Buenísimo del bueno
Por José Luis Vázquez
El francamente destacable y -por lo general- turbio cine del almeriense Manuel Martín Cuenca hace una cabriola en esta su última aportación, emanando una luz y un positivismo que le eran infrecuentes hasta la fecha.
El firmante de las notabilísimas -ésta especialmente, mi favorita suya, su opera prima- “La flaqueza del bolchevique”, “Malas temporadas”, “Últimos testigos”, “La mitad de Óscar”, “Caníbal”, “El autor” y “La hija” ha dado un giro imprevisto a sus elegantes y “bressonianas” historias entre sórdidas, oscuras y sombrías, y nos regala una que emana muy buen rollo. Una película francamente bonita, vaya. Sin renunciar del todo a la que es una de sus características o señas de identidad habituales, el laconismo.
Pese a ello, el deambular de esa adolescente (una primeriza y estupenda Lupe Mateo Barredo) y sus dos hermanitos por las calles y el salitre gaditano aparte de credibilidad, muestra calidez dentro de ese tono seco que gasta y mantiene en todo momento. Para que se me entienda mejor, aparca el sentimentalismo o melodrama más facilón para optar por una peripecia vital desprovista de accesorios innecesarios o manidos que podrían haberla hecho caer en el folletín más recalcitrante.
Y es que dado el material de derribo manejado (una familia desestructurada, una dolorosa ausencia paternal, el desamparo propio de la edad de su joven protagonista, etc.) bien podría haber sufrido de una sobredosis de azúcar o de un retrato social fatigoso.
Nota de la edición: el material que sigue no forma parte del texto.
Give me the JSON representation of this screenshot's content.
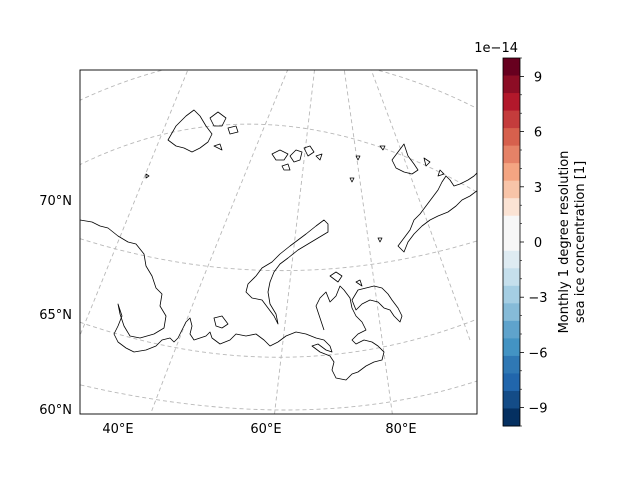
{
  "map": {
    "lat_labels": [
      "70°N",
      "65°N",
      "60°N"
    ],
    "lon_labels": [
      "40°E",
      "60°E",
      "80°E"
    ],
    "gridline_color": "#b8b8b8",
    "coastline_color": "#000000"
  },
  "colorbar": {
    "exponent": "1e−14",
    "ticks": [
      "9",
      "6",
      "3",
      "0",
      "−3",
      "−6",
      "−9"
    ],
    "label_line1": "Monthly 1 degree resolution",
    "label_line2": "sea ice concentration [1]",
    "colors": [
      "#67001f",
      "#8c0d25",
      "#b2182b",
      "#c43c3c",
      "#d6604d",
      "#e58267",
      "#f4a582",
      "#f8c4a8",
      "#fbe3d4",
      "#f7f7f7",
      "#f7f7f7",
      "#deebf2",
      "#c5dfec",
      "#a5cee3",
      "#86bbd8",
      "#5fa3cc",
      "#4393c3",
      "#2f78b4",
      "#2166ac",
      "#144c87",
      "#053061"
    ]
  }
}
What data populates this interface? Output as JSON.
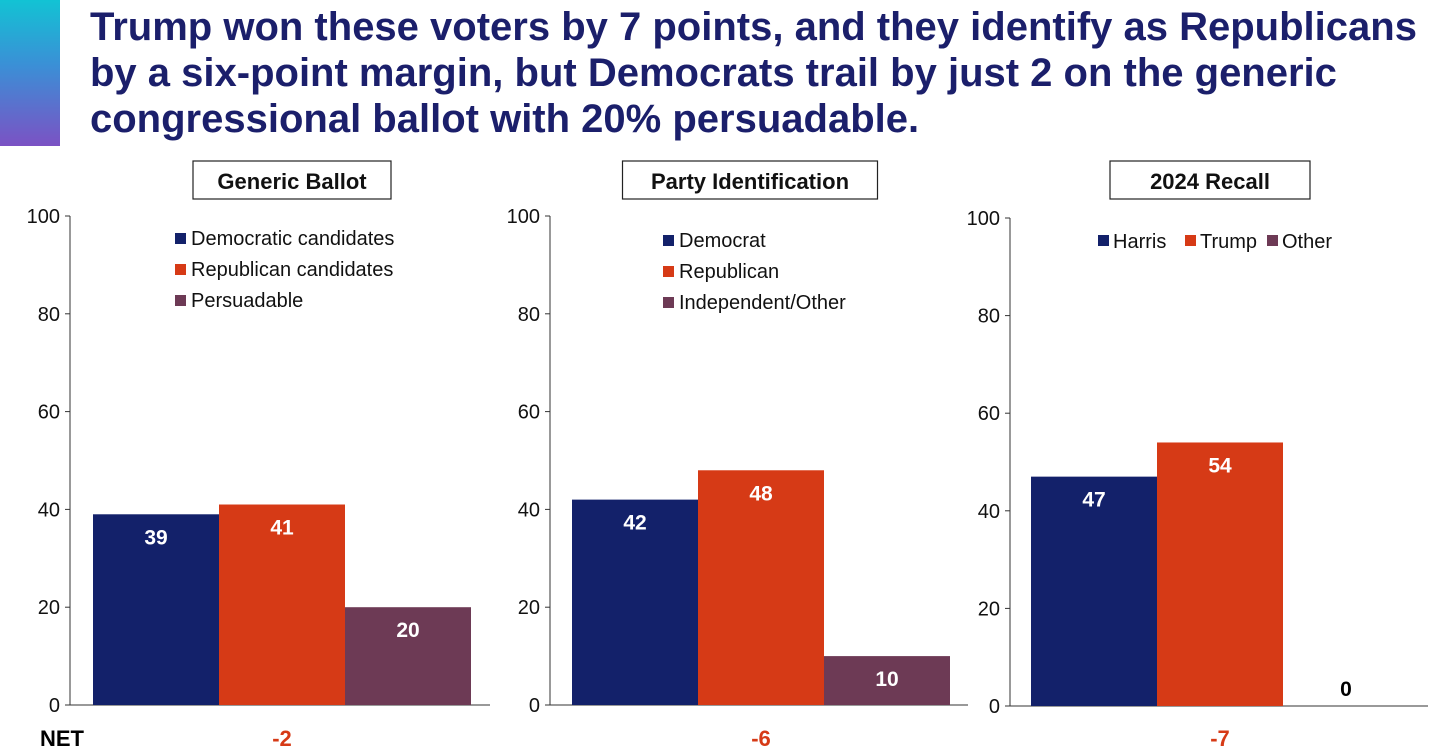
{
  "headline": "Trump won these voters by 7 points, and they identify as Republicans by a six-point margin, but Democrats trail by just 2 on the generic congressional ballot with 20% persuadable.",
  "net_label": "NET",
  "colors": {
    "navy": "#13216a",
    "red": "#d63a16",
    "plum": "#6d3a55",
    "net_red": "#d63a16",
    "title_blue": "#1b1f6b"
  },
  "chart_data": [
    {
      "type": "bar",
      "title": "Generic Ballot",
      "categories": [
        "Democratic candidates",
        "Republican candidates",
        "Persuadable"
      ],
      "values": [
        39,
        41,
        20
      ],
      "legend": [
        "Democratic candidates",
        "Republican candidates",
        "Persuadable"
      ],
      "legend_layout": "vertical",
      "ylim": [
        0,
        100
      ],
      "yticks": [
        0,
        20,
        40,
        60,
        80,
        100
      ],
      "net": "-2"
    },
    {
      "type": "bar",
      "title": "Party Identification",
      "categories": [
        "Democrat",
        "Republican",
        "Independent/Other"
      ],
      "values": [
        42,
        48,
        10
      ],
      "legend": [
        "Democrat",
        "Republican",
        "Independent/Other"
      ],
      "legend_layout": "vertical",
      "ylim": [
        0,
        100
      ],
      "yticks": [
        0,
        20,
        40,
        60,
        80,
        100
      ],
      "net": "-6"
    },
    {
      "type": "bar",
      "title": "2024 Recall",
      "categories": [
        "Harris",
        "Trump",
        "Other"
      ],
      "values": [
        47,
        54,
        0
      ],
      "legend": [
        "Harris",
        "Trump",
        "Other"
      ],
      "legend_layout": "horizontal",
      "ylim": [
        0,
        100
      ],
      "yticks": [
        0,
        20,
        40,
        60,
        80,
        100
      ],
      "net": "-7"
    }
  ]
}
No es el caso. Nada que ver, desde luego, con lugares comunes de este tipo de propuestas ni con tópicos del lugar.
Martín Cuenca vuelve a demostrar que a veces lo sencillo es lo más difícil. Consigue captar la atención sin exhibicionismos, parafernalias o aspavientos de ningún tipo, atento siempre al detalle más íntimo o aparentemente nimio, que constituye en este caso una virtud y un plausible ejercicio de -relativo- ascetismo. Para ello resulta importante su acertada utilización de la luz natural y del formato cuadrado de 4/3. Desde luego, su vocación artesanal en el mejor sentido del término no puede ser más palpable.
Su obra se caracteriza por una cierta entomología y frialdad expositiva, que en su caso no conlleva necesariamente un lastre. La demostración, una vez más, de que todo es relativo. Lo que en unos es un pesado fardo en otros es ponderado elogio.
La soledad, el desamparo emocional de sus personajes vuelve a ser otra de sus constantes. En esto “El amor de Andrea” comparte constantes vitales con el resto de su obra. Sus silencios, además, se muestran de lo más elocuentes.
No quisiera tampoco exagerar la nota, pues esa misma sencillez a la que antes me refería puede ser un freno en algunos pasajes que no es cuestión desbrozar, no porque supongan terremoto alguno, sino para no restarles descubrimiento o información alguna.
Vetusta Morla y Valeria Castro ponen la rúbrica, el adecuado colofón musical con una preciosa canción -única nominación a los Goya- todavía más esclarecedora de lo contemplado: “Yo no puedo adivinar qué dragones te silban/¿Quién te puso el antifaz que mudó tu piel/Voy a seguir, aunque todos se rindan/Voy a buscarte una y otra vez…”.